Everything before "corner" is Filipino and translated it means "I [am] the most handsome in Ph(ilippines)". Hard to explain how this comes across culturally. It's not particularly edgy, more cringe, the kind you'd find in someone's Friendster wall (MySpace never really for big there).
Really curious about `fb.me` now. Haven't seen a good-enough explanation in this thread and I can't be bothered to sleuth them up myself. I'm tending towards this list being not particularly well-curated.
"ako.pinaka.gwapo.sa.ph" resolves. I'm going to guess that something at Facebook isolates or maybe caches third-party content at <domain>.corner.static... etc.
It seems like DNS for fb.me returns the same address records for any subdomain. So anything you can conceive of .fb.me is valid -- e.g., dheera.fb.me. Ditto facebook.com.
The list is weird since it's not comprehensive. Even obvious domains whose WHOIS points at Meta and uses the facebook nameservers aren't there. There must be some weird dataset these are extracted from.
Workplace is essentially Facebook for business. It’s used internally at Meta, but also some large enterprise customers like Wal-Mart. Much better collaboration software than Slack et al in my experience.
I got to play around with Workplace a bit. It's 80% the same as Facebook and Messenger, but with a few changes to make it more appropriate for intra-office collaboration.
Count your blessings. It's like a version of FB that was forked in 2010 and is used by corps as an internal social network / project management system.

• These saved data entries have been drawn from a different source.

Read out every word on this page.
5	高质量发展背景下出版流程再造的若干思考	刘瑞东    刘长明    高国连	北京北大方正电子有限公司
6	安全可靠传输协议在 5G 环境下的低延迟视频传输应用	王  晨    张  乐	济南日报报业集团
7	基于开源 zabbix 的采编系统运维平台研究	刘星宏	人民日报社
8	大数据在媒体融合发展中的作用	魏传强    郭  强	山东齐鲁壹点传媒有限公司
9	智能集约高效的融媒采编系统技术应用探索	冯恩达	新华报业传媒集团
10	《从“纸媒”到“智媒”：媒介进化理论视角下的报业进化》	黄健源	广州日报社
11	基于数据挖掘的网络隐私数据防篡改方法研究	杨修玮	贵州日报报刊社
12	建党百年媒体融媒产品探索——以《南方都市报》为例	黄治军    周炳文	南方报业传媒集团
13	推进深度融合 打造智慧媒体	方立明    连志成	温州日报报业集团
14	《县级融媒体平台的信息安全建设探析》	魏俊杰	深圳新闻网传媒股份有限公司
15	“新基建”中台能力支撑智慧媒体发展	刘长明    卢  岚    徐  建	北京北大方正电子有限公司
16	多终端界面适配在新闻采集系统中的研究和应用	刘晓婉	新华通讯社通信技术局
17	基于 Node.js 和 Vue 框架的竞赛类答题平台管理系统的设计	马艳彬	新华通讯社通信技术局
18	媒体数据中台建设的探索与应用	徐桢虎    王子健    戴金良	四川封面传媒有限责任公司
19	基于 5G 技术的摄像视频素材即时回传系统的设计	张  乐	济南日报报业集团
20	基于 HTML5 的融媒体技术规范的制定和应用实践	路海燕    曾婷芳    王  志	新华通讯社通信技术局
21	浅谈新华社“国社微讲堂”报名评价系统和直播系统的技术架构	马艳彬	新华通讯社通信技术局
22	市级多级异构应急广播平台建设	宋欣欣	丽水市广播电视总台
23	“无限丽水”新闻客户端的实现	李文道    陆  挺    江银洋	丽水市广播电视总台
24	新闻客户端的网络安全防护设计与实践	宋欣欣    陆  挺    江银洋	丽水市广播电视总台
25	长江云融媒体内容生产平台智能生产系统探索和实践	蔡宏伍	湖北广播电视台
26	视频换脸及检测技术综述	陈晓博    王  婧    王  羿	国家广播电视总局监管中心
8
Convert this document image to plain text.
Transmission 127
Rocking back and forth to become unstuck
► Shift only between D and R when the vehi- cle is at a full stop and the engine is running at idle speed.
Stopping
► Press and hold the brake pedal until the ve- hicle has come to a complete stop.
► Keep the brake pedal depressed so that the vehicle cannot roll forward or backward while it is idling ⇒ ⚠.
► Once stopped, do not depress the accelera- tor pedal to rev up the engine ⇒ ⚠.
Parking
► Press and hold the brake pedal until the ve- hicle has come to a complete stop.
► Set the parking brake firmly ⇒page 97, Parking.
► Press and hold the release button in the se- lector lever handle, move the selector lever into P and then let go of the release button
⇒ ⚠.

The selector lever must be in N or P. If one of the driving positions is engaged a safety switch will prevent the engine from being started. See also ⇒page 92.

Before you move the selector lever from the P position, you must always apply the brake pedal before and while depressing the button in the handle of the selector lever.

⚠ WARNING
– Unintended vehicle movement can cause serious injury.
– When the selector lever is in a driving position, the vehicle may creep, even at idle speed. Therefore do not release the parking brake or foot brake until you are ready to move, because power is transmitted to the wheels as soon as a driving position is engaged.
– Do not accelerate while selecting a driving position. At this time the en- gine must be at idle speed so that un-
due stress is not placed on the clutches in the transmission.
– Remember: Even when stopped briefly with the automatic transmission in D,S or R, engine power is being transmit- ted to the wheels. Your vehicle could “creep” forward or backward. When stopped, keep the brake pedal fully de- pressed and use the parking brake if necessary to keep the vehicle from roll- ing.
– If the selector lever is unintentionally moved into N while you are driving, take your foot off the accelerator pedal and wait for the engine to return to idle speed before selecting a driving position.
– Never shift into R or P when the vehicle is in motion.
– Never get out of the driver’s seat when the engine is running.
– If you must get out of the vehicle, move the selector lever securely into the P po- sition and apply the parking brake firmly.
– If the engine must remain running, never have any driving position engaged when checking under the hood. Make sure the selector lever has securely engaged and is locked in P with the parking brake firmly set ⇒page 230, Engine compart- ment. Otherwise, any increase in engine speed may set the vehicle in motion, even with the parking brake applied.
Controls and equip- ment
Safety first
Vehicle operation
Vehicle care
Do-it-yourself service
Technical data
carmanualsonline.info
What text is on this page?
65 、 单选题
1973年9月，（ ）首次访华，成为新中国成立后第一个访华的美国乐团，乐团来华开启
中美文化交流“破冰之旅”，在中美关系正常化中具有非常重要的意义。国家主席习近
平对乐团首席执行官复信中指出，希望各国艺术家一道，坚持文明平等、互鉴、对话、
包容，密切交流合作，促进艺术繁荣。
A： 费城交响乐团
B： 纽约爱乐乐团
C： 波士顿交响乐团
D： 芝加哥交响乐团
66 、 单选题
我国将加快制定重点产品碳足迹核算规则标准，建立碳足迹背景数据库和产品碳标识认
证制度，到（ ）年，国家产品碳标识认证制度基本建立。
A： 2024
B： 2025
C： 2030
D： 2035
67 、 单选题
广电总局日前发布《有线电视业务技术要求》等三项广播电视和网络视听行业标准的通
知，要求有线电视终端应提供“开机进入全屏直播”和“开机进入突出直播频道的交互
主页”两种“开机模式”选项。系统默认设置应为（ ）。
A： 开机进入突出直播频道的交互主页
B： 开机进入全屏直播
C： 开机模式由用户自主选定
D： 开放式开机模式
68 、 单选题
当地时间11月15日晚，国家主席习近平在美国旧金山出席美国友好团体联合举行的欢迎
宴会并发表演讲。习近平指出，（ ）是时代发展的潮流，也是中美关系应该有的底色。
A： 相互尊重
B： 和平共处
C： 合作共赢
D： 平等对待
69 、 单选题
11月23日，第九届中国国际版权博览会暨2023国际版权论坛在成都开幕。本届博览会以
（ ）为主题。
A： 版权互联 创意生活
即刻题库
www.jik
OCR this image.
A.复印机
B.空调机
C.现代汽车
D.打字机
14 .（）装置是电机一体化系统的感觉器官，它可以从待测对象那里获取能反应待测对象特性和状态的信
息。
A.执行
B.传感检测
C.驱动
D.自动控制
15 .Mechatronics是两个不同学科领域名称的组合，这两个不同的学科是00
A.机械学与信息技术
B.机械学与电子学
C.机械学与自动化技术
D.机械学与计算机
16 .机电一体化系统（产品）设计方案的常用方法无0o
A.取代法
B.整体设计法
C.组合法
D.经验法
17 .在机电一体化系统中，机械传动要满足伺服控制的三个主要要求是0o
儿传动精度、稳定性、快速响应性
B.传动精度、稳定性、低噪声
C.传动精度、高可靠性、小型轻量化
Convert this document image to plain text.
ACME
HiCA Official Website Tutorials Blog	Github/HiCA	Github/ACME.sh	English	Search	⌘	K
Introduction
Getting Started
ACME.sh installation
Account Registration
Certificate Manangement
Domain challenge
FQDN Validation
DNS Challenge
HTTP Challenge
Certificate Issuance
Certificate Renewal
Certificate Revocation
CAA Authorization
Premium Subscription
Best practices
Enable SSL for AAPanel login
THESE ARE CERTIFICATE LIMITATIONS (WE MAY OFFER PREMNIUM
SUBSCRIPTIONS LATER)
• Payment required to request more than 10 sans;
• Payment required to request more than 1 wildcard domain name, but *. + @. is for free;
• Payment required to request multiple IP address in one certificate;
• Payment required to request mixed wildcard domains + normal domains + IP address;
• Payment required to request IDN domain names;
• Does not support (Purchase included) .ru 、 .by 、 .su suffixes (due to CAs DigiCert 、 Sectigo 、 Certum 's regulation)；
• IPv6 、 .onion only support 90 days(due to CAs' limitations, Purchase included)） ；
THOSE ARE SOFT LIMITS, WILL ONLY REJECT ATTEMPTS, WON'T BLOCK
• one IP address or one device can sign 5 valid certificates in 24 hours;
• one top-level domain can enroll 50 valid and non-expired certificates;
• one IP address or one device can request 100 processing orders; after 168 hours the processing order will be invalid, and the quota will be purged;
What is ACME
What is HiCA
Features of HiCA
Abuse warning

The UX is atrocious, it's extremely difficult to find anything and the permissions are a mess. I worked on a project that used it and was regularly tagged in threads I couldn't access or messaged by people whose names I couldn't see.
Most Big Tech companies have entry points and partnerships beyond their own ASN, e.g. Apple partnering with CloudFlare for Private Relay, so relying on ASN alone is insufficient.
Because TrueMove is the number two cellular provider in Thailand, LINE is the number one chat app in Thailand, and Thailand is one of the countries with the highest FB usage rates last time I saw such data...
How do you explain to normal people that fbsbx.com is a totally legit facebook site they have nothing to worry about, while fbsby.com and fbsbz.com might be dangerous.
We put so much effort into keeping up domain trust and all this hard work is for nothing as long as this goes on.